Si vous vous entraînez en CrossFit ®*, vous devriez viser entre 2 et 3 sessions de 10 minutes maximum dédiées à la corde, en plus de votre entraînement régulier. Vous pouvez aussi utiliser ces sessions comme première partie d’entraînement ou même comme finisher. L’objectif est d’amener votre rythme cardiaque dans les 80 % de votre max (voire aller en entraînement Vo2 max pour les plus courageux d’entre vous). Pour ce faire, vous allez jouer avec le repos. Par exemple, passez de 1:1 à 1:2 repos/travail pour augmenter la difficulté. Les RPM (cadence) sont très importants et souvent négligés dans notre type d’entraînement. L’objectif est de pouvoir maintenir entre 180 et 240 RPM (ne vous découragez pas, c’est difficile au début).

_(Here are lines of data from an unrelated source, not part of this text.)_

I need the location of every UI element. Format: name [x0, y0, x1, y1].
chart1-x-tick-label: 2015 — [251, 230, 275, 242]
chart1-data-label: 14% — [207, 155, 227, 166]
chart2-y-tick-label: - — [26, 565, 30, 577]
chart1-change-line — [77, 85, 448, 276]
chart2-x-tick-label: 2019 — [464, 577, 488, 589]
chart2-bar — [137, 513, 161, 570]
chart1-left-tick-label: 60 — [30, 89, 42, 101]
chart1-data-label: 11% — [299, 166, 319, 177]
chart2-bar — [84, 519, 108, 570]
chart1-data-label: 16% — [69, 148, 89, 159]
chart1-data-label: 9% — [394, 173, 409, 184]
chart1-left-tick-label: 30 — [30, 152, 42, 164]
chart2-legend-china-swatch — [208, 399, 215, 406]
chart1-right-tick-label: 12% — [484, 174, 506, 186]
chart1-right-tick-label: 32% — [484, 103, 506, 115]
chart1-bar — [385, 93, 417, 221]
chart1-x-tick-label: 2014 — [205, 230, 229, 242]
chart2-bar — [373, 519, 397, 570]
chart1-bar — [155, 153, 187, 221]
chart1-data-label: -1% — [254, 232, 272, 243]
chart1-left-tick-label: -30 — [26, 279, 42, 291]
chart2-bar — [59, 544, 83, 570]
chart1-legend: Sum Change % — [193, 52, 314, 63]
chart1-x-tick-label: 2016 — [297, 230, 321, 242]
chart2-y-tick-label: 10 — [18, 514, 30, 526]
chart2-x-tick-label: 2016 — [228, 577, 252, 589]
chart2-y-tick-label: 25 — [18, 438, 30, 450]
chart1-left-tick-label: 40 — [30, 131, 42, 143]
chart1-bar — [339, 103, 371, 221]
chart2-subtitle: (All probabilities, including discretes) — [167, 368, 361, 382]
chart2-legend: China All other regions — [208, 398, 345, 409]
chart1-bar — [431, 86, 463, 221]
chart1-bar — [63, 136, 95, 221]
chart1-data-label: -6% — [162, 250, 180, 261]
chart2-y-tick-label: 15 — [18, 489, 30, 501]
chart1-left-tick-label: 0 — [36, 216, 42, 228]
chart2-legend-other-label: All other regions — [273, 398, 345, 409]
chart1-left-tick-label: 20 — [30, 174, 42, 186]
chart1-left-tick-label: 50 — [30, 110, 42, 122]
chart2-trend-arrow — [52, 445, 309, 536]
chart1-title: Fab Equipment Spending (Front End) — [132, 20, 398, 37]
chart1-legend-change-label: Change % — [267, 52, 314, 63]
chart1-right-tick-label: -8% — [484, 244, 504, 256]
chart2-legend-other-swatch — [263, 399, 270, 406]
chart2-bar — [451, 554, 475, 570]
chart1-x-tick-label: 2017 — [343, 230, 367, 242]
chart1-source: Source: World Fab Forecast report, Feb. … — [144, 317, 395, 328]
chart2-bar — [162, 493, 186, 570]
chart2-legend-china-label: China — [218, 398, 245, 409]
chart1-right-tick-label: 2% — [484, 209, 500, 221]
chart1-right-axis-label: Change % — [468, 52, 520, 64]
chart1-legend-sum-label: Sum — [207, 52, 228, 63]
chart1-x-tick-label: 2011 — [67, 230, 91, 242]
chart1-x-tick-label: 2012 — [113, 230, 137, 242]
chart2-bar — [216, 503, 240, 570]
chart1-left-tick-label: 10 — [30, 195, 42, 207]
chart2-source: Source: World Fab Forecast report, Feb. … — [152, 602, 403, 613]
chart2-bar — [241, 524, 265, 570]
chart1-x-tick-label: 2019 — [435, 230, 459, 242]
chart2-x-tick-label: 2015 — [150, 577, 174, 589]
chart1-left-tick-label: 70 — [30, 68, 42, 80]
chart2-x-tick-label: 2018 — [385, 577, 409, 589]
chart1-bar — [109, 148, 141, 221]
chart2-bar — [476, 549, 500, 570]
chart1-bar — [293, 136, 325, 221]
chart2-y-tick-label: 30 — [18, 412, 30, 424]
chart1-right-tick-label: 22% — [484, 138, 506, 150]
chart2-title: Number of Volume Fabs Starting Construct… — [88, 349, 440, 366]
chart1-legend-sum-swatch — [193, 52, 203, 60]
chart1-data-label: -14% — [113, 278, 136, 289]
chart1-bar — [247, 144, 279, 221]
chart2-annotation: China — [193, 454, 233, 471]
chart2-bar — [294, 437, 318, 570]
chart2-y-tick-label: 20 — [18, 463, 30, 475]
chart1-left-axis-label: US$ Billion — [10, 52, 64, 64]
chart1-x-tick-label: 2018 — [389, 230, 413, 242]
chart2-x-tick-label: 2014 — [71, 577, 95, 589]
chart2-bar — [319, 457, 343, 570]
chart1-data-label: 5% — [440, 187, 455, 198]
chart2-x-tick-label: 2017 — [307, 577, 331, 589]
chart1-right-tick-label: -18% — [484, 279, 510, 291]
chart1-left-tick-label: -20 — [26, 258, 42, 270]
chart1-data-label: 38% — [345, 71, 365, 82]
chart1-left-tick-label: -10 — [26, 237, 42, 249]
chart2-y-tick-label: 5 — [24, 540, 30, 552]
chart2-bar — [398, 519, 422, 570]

Tant que vous n’arrivez pas à maintenir ces RPM, gardez vos séances à 5 minutes pour maximiser l’intensité. N’apprenez pas à faire « lentement » juste pour faire 10 minutes. Comme en CrossFit ®*, c’est l’intensité qui amènera les résultats et non la durée de l’entraînement. Au début, prenez 5 techniques de sauts simples et faites 1 minute de chaque en essayant de maintenir 180-240 RPM et en limitant les échecs. Par la suite, le début de votre session sera 5 x 1 minute de sauts, puis vous aurez 3 à 5 sprints de 30 à 60 secondes pour un max de reps (suivi d’un repos 1:1 au début). Puis, même session, mais vos sprints seront de 60 secondes et le repos se fera à 180 RPM de sauts simples. Enfin, amenez le même principe avec les sauts doubles et vous pourrez aussi augmenter la difficulté en faisant des « chorégraphies » où tous les 5-10 sauts vous changez de type de sauts. 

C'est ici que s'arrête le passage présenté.